Lux de Rosalía: ninguna mujer quiso nunca ser Dios



"Cada cosa (la luna del espejo, digamos) era infinitas cosas, porque yo claramente la veía desde todos los puntos del universo." 

"El Aleph", J. L. Borges

Dante, el gran héroe del Renacimiento, el-Hombre-en-el-centro, es guiado por el poeta romano Virgilio a través del Infierno y del Purgatorio. Pero este le abandona su mano en la entrada del Paraíso; el guía por ser profano tiene prohibida la entrada. A partir de allí al italiano lo conducirá su amada y esperada Beatriz, donde en la misma tónica de fan que mantiene en todos los cielos conocerá a los personajes de la Biblia.
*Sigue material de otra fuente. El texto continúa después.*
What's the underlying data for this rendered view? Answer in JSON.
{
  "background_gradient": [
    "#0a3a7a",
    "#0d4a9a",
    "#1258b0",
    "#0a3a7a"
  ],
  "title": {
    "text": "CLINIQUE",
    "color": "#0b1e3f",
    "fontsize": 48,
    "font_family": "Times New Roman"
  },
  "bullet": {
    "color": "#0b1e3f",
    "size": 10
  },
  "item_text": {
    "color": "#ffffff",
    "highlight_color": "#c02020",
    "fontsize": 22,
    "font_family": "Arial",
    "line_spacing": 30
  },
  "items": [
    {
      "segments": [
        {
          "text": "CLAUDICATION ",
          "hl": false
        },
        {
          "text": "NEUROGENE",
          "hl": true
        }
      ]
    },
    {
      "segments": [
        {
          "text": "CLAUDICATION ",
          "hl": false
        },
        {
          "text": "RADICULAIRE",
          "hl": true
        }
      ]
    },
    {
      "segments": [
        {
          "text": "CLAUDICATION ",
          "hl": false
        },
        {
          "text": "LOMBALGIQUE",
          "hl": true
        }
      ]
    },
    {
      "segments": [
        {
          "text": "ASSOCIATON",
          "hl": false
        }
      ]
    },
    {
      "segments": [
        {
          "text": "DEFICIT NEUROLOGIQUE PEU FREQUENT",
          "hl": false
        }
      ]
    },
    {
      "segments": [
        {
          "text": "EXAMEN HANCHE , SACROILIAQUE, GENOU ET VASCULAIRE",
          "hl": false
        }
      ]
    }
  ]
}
Un clásico no tiene spoilers: en el último canto-el XXXIII del Paraíso- Dante ve a Dios. Ve la luz más suprema conocida que le parte los ojos como un rayo hasta que lo hace doler, le entumece los músculos oculares. Ve el número tres partido en colores, continentes, figuras geométricas, se le nubla su vista y ve la nebulosa antes de imaginarla y comprobarla. Pide que su lengua siga funcionando para seguir contando, para contar y contar y que todo el mundo sepa. Que su poesía acerque a la gente a la luz.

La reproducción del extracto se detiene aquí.